Boeing Pushed and Profited Off the Iran Deal
Boeing is grabbing headlines for its first-of-its-kind, $25 billion deal with Iran Air, Tehran’s state-owned airline.
But the American aerospace giant isn’t exactly publicizing the fact that it paid a lobbying firm to “monitor” the nuclear agreement that made its $25 billion sale to Tehran possible. Or that Boeing has on its payroll a former top Clinton administration official who used his clout to garner support in the corridors of powers for the Iran deal.
Thomas Pickering, one of the country’s most respected diplomats and a and former ambassador to Israel and the United Nations, has been quietly taking money from Boeing while vocally supporting the Iran nuclear deal—testifying before Congress, writing letters to high-level officials, and penning op-eds for outlets like The Washington Post.
Pickering confirmed via email—from his Boeing corporate email address—that he was on staff at the company from 2001 to 2006 and has been a paid consultant for them ever since.
“I was a Boeing employee from 1/2001 to 6/2006,” he emailed. “I was a direct consultant to Boeing from 7/2006 until 12/2015 when contract for consulting was moved to Hills for my work.”
“Hills” refers to Hills & Company International Consultants, where Pickering is a principal.

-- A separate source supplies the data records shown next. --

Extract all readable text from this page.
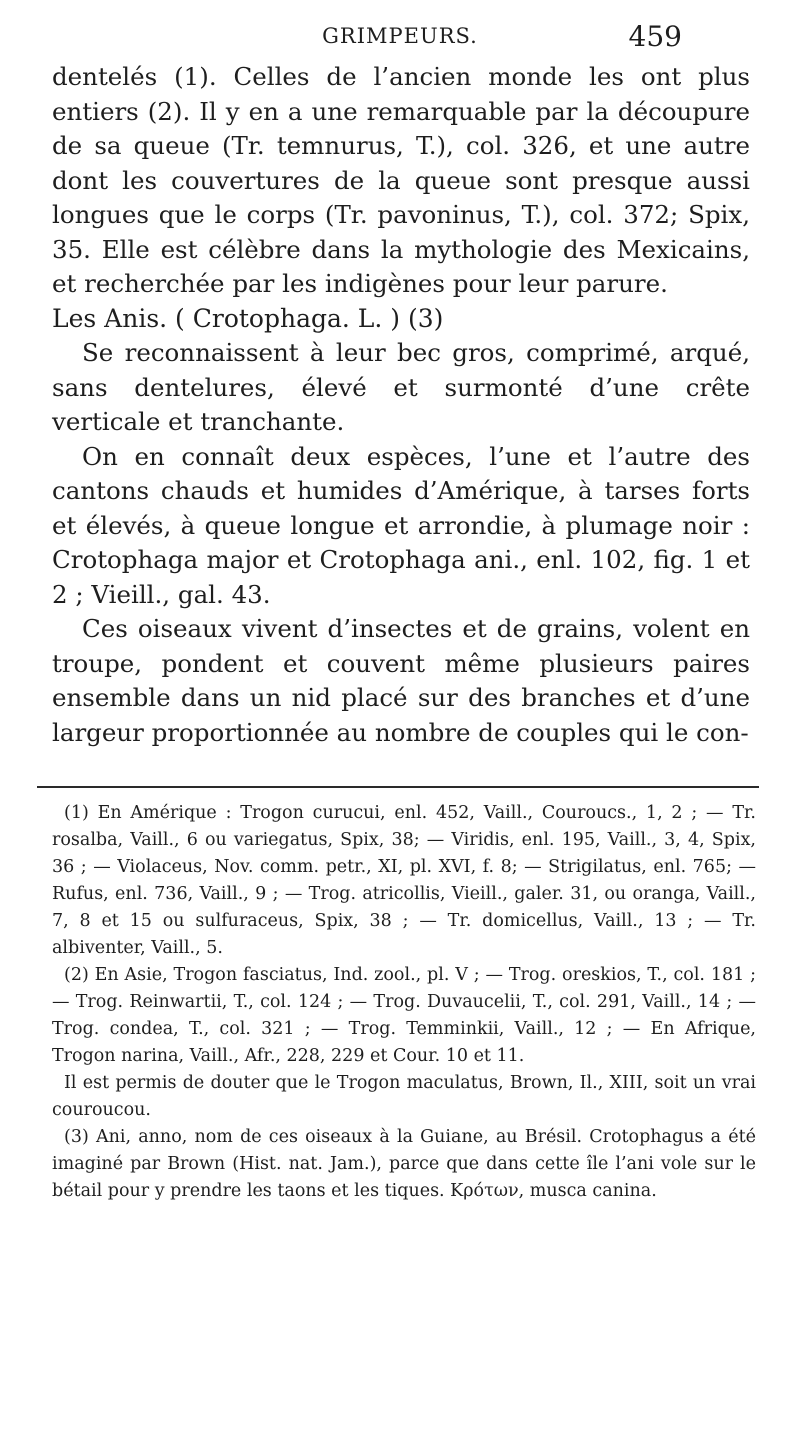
GRIMPEURS.	459

dentelés (1). Celles de l’ancien monde les ont plus entiers (2). Il y en a une remarquable par la découpure de sa queue (Tr. temnurus, T.), col. 326, et une autre dont les couvertures de la queue sont presque aussi longues que le corps (Tr. pavoninus, T.), col. 372; Spix, 35. Elle est célèbre dans la mythologie des Mexicains, et recherchée par les indigènes pour leur parure.

Les Anis. ( Crotophaga. L. ) (3)

Se reconnaissent à leur bec gros, comprimé, arqué, sans dentelures, élevé et surmonté d’une crête verticale et tranchante.

On en connaît deux espèces, l’une et l’autre des cantons chauds et humides d’Amérique, à tarses forts et élevés, à queue longue et arrondie, à plumage noir : Crotophaga major et Crotophaga ani., enl. 102, fig. 1 et 2 ; Vieill., gal. 43.

Ces oiseaux vivent d’insectes et de grains, volent en troupe, pondent et couvent même plusieurs paires ensemble dans un nid placé sur des branches et d’une largeur proportionnée au nombre de couples qui le con-

(1) En Amérique : Trogon curucui, enl. 452, Vaill., Couroucs., 1, 2 ; — Tr. rosalba, Vaill., 6 ou variegatus, Spix, 38; — Viridis, enl. 195, Vaill., 3, 4, Spix, 36 ; — Violaceus, Nov. comm. petr., XI, pl. XVI, f. 8; — Strigilatus, enl. 765; — Rufus, enl. 736, Vaill., 9 ; — Trog. atricollis, Vieill., galer. 31, ou oranga, Vaill., 7, 8 et 15 ou sulfuraceus, Spix, 38 ; — Tr. domicellus, Vaill., 13 ; — Tr. albiventer, Vaill., 5.

(2) En Asie, Trogon fasciatus, Ind. zool., pl. V ; — Trog. oreskios, T., col. 181 ; — Trog. Reinwartii, T., col. 124 ; — Trog. Duvaucelii, T., col. 291, Vaill., 14 ; — Trog. condea, T., col. 321 ; — Trog. Temminkii, Vaill., 12 ; — En Afrique, Trogon narina, Vaill., Afr., 228, 229 et Cour. 10 et 11.

Il est permis de douter que le Trogon maculatus, Brown, Il., XIII, soit un vrai couroucou.

(3) Ani, anno, nom de ces oiseaux à la Guiane, au Brésil. Crotophagus a été imaginé par Brown (Hist. nat. Jam.), parce que dans cette île l’ani vole sur le bétail pour y prendre les taons et les tiques. Κρότων, musca canina.
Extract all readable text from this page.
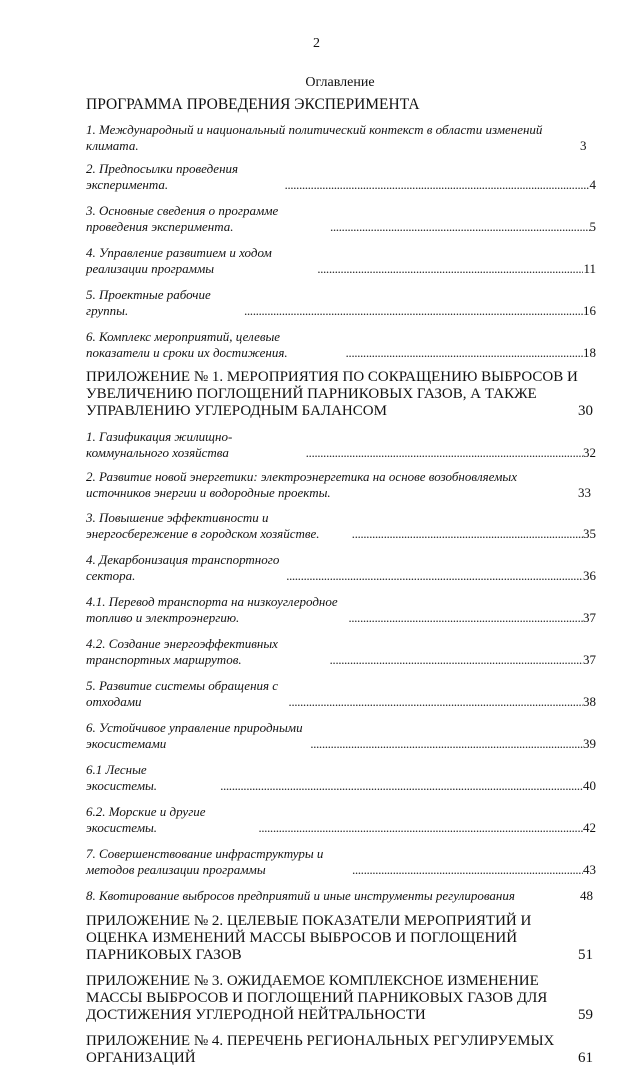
2
Оглавление
ПРОГРАММА ПРОВЕДЕНИЯ ЭКСПЕРИМЕНТА
1. Международный и национальный политический контекст в области изменений климата.	3
2. Предпосылки проведения эксперимента. . . .	4
3. Основные сведения о программе проведения эксперимента. . . .	5
4. Управление развитием и ходом реализации программы . . .	11
5. Проектные рабочие группы. . . .	16
6. Комплекс мероприятий, целевые показатели и сроки их достижения. . . .	18
ПРИЛОЖЕНИЕ № 1. МЕРОПРИЯТИЯ ПО СОКРАЩЕНИЮ ВЫБРОСОВ И УВЕЛИЧЕНИЮ ПОГЛОЩЕНИЙ ПАРНИКОВЫХ ГАЗОВ, А ТАКЖЕ УПРАВЛЕНИЮ УГЛЕРОДНЫМ БАЛАНСОМ	30
1. Газификация жилищно-коммунального хозяйства . . .	32
2. Развитие новой энергетики: электроэнергетика на основе возобновляемых источников энергии и водородные проекты.	33
3. Повышение эффективности и энергосбережение в городском хозяйстве. . . .	35
4. Декарбонизация транспортного сектора. . . .	36
4.1. Перевод транспорта на низкоуглеродное топливо и электроэнергию. . . .	37
4.2. Создание энергоэффективных транспортных маршрутов. . . .	37
5. Развитие системы обращения с отходами . . .	38
6. Устойчивое управление природными экосистемами . . .	39
6.1 Лесные экосистемы. . . .	40
6.2. Морские и другие экосистемы. . . .	42
7. Совершенствование инфраструктуры и методов реализации программы . . .	43
8. Квотирование выбросов предприятий и иные инструменты регулирования	48
ПРИЛОЖЕНИЕ № 2. ЦЕЛЕВЫЕ ПОКАЗАТЕЛИ МЕРОПРИЯТИЙ И ОЦЕНКА ИЗМЕНЕНИЙ МАССЫ ВЫБРОСОВ И ПОГЛОЩЕНИЙ ПАРНИКОВЫХ ГАЗОВ	51
ПРИЛОЖЕНИЕ № 3. ОЖИДАЕМОЕ КОМПЛЕКСНОЕ ИЗМЕНЕНИЕ МАССЫ ВЫБРОСОВ И ПОГЛОЩЕНИЙ ПАРНИКОВЫХ ГАЗОВ ДЛЯ ДОСТИЖЕНИЯ УГЛЕРОДНОЙ НЕЙТРАЛЬНОСТИ	59
ПРИЛОЖЕНИЕ № 4. ПЕРЕЧЕНЬ РЕГИОНАЛЬНЫХ РЕГУЛИРУЕМЫХ ОРГАНИЗАЦИЙ	61
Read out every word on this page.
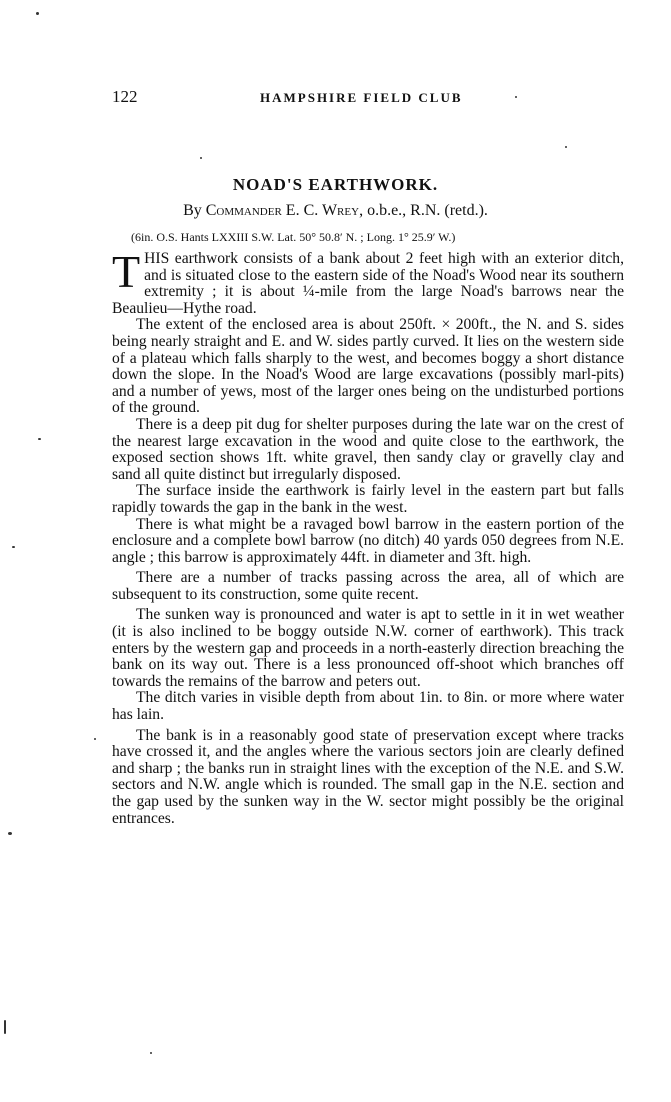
122	HAMPSHIRE FIELD CLUB
NOAD'S EARTHWORK.
By Commander E. C. Wrey, o.b.e., R.N. (retd.).
(6in. O.S. Hants LXXIII S.W. Lat. 50° 50.8′ N. ; Long. 1° 25.9′ W.)

THIS earthwork consists of a bank about 2 feet high with an exterior ditch, and is situated close to the eastern side of the Noad's Wood near its southern extremity ; it is about ¼-mile from the large Noad's barrows near the Beaulieu—Hythe road.

The extent of the enclosed area is about 250ft. × 200ft., the N. and S. sides being nearly straight and E. and W. sides partly curved. It lies on the western side of a plateau which falls sharply to the west, and becomes boggy a short distance down the slope. In the Noad's Wood are large excavations (possibly marl-pits) and a number of yews, most of the larger ones being on the undisturbed portions of the ground.

There is a deep pit dug for shelter purposes during the late war on the crest of the nearest large excavation in the wood and quite close to the earthwork, the exposed section shows 1ft. white gravel, then sandy clay or gravelly clay and sand all quite distinct but irregularly disposed.

The surface inside the earthwork is fairly level in the eastern part but falls rapidly towards the gap in the bank in the west.

There is what might be a ravaged bowl barrow in the eastern portion of the enclosure and a complete bowl barrow (no ditch) 40 yards 050 degrees from N.E. angle ; this barrow is approximately 44ft. in diameter and 3ft. high.

There are a number of tracks passing across the area, all of which are subsequent to its construction, some quite recent.

The sunken way is pronounced and water is apt to settle in it in wet weather (it is also inclined to be boggy outside N.W. corner of earthwork). This track enters by the western gap and proceeds in a north-easterly direction breaching the bank on its way out. There is a less pronounced off-shoot which branches off towards the remains of the barrow and peters out.

The ditch varies in visible depth from about 1in. to 8in. or more where water has lain.

The bank is in a reasonably good state of preservation except where tracks have crossed it, and the angles where the various sectors join are clearly defined and sharp ; the banks run in straight lines with the exception of the N.E. and S.W. sectors and N.W. angle which is rounded. The small gap in the N.E. section and the gap used by the sunken way in the W. sector might possibly be the original entrances.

In a previous email, Pickering referred to his “contract arrangement with Boeing” in the present tense.
He didn’t respond to a follow-up email asking if he disclosed his relationship with Boeing when discussing Iran with members of Congress and with the press. The Daily Beast found no evidence that he made a habit of making such a disclosure, and will update this piece if we do.
News of the impending sale highlights just how much Boeing and Iran’s state-owned airline both stand to benefit from the nuclear agreement for which Pickering advocated. The fact that Pickering did not regularly disclose his relationship with Boeing—which, as is now obvious, had a massive financial interest in the implementation of the Iran nuclear agreement—has drawn criticism from government transparency advocates, who consider it to be a violation of ethical standards.
Neil Gordon—an investigator for the Project on Government Oversight, a Washington watchdog organization—said Pickering should have been upfront about his work for Boeing when testifying before Congress on the deal and making the case for it in op-eds for major publications.
“In Pickering’s case, he has a direct connection to Boeing, which I think should be disclosed,” he said.
“I think it’s necessary for the public debate,” Gordon added. “It’s necessary for the public to fully realize the participants’ financial interests. Some of them might have a direct financial stake in a particular outcome.”
Boeing, he added, clearly had a financial interest in the Iran nuclear agreement. The deal reopened the door to American business dealings with Tehran, which time and again had looked to restock its aging fleet of planes with newer, Western models.
Gordon compared it to a controversy in 2013, when many think tank scholars and military experts arguing for a U.S. military presence in Syria didn’t disclose that they had financial ties to defense companies that stood to benefit from the intervention. Media outlets presented these commentators as independent, Gordon noted, when they weren’t. And, he added, Pickering’s situation is similar.
Over the past few years, Pickering has been one of the most vocal and visible advocates for the nuclear agreement with Iran. On June 19, 2014, he testified before the House Armed Services Committee about his views on the need for a comprehensive agreement with Iran. He did not mention Boeing in the disclosure form he provided to the committee prior to his testimony. Boeing also isn’t mentioned in his bio that the House kept on file.
Besides testifying before Congress, Pickering also signed a letter on July 7, 2015, to congressional leadership, along with other former diplomats, urging them to support the nuclear agreement. That letter didn’t disclose his connection to Boeing, and it drew broad media coverage, including from the Huffington Post, Politico, and the AP. None of those reports noted his work for Boeing. The White House also cited the letter in its publication “The Iran Nuclear Deal: What You Need to Know About the JCPOA.” Boeing is not mentioned anywhere in that document.